Konstantin Stanislavski, a renowned theatre practitioner famed for creating engaging characters on stage, offered these three questions to his actors:
Who am I?
What just happened?
What do I want?
My hunch is that if you ask any coach what their coaching is for, you will get a whole host of answers. Some of which have nothing to do with coaching and everything to do with community, belonging, and status. Are we even talking about coaching or some other unmet need?
Coach education is based on the assumption that people understand what a coach does. My argument is they don’t. I had no idea; I thought being an expert was the same as being a coach.
“What are you working on now” is a question for coaches, not of coaches. If the task is to build a community of creative coaches, then the skill is to build an environment in which coaches are affirmed and then challenged. For some, yes, it’s going to feel like a challenge because it’s new, but for others, it’s their time to share what they are working on now.
Coach Camp doesn’t have the answers to Coach Development but it does have some of the questions.

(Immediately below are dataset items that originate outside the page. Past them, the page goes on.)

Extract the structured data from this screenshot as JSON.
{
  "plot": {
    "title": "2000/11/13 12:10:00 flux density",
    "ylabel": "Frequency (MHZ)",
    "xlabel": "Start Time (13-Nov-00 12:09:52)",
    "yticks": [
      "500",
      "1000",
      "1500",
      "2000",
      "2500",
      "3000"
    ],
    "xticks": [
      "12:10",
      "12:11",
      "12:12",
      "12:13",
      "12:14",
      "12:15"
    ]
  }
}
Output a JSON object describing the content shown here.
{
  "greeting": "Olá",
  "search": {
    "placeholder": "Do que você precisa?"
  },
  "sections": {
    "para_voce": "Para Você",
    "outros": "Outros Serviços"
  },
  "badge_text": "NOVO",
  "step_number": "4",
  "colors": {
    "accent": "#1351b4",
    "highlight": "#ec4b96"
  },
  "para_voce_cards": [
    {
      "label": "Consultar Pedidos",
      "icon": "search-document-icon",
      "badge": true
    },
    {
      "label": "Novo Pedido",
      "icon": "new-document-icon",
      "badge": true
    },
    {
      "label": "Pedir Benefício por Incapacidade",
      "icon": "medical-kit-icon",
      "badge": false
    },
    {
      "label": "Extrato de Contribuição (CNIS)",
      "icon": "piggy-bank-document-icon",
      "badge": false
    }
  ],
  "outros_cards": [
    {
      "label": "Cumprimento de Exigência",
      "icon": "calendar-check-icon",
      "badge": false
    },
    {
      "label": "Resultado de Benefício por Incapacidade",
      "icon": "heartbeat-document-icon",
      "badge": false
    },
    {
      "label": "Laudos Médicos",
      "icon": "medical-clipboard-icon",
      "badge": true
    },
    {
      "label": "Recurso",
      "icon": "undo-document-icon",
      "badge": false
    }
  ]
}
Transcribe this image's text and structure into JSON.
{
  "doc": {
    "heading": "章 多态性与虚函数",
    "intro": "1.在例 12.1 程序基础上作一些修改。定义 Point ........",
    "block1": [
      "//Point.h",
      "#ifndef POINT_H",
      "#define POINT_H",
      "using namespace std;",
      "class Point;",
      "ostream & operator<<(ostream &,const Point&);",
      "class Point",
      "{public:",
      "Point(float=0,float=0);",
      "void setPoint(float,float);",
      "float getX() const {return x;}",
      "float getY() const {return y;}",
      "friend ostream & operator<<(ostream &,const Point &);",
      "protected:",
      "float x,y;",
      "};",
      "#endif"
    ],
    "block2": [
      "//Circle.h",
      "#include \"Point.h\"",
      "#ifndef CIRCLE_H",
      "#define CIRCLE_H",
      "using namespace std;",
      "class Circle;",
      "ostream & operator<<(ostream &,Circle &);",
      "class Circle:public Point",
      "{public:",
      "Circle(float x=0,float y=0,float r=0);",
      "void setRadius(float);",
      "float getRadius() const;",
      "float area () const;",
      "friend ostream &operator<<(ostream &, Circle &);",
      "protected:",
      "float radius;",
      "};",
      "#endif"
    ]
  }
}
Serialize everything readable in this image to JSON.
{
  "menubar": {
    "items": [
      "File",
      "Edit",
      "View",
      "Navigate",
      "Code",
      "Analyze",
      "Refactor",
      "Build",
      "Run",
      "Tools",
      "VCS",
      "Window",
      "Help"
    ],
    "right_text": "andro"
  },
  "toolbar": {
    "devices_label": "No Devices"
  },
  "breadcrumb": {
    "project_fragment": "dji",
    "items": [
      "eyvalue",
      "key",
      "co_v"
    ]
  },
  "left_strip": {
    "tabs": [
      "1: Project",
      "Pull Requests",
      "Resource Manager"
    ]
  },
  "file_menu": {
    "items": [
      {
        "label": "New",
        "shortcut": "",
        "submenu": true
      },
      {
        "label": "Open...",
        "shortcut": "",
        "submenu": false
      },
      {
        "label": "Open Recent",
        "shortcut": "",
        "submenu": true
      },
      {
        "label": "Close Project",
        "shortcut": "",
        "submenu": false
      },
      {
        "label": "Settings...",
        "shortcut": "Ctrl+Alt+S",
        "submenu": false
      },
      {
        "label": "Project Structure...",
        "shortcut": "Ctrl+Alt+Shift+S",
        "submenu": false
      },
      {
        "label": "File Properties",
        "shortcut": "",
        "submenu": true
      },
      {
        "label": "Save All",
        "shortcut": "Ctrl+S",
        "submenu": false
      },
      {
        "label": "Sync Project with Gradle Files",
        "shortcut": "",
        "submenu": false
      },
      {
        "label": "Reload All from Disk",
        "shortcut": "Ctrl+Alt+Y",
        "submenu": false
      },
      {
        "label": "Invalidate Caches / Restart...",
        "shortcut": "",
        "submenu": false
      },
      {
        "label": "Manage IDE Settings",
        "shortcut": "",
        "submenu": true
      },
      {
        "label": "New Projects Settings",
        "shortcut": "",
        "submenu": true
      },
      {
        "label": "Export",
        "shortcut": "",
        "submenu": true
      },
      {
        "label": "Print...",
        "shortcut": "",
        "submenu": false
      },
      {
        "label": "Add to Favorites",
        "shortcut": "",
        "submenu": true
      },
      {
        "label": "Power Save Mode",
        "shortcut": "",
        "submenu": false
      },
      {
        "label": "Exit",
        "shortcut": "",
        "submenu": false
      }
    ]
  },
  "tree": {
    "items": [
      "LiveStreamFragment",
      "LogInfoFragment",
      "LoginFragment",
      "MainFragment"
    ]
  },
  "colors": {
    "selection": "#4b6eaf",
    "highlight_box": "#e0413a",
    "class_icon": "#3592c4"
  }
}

A shift towards action and learning through assessment—is what I’m trying to do going to work?
If this reconsideration of coach education and assessment sounds cumbersome, time-consuming, and idealistic, it is. Communities of practice that support people in finding and developing meaning within their roles don’t appear overnight.
And the payoff?
Open, curious, and ready to learn.
But risky, no! Talk of compliance, safety, and safeguarding are design features of any workforce development, not inhibitors of change. The principles of service, decency, and public life are prerequisites.
We can either match the skills to a task that we are working to understand or match the skills to a role we assume we understand – the choice is ours.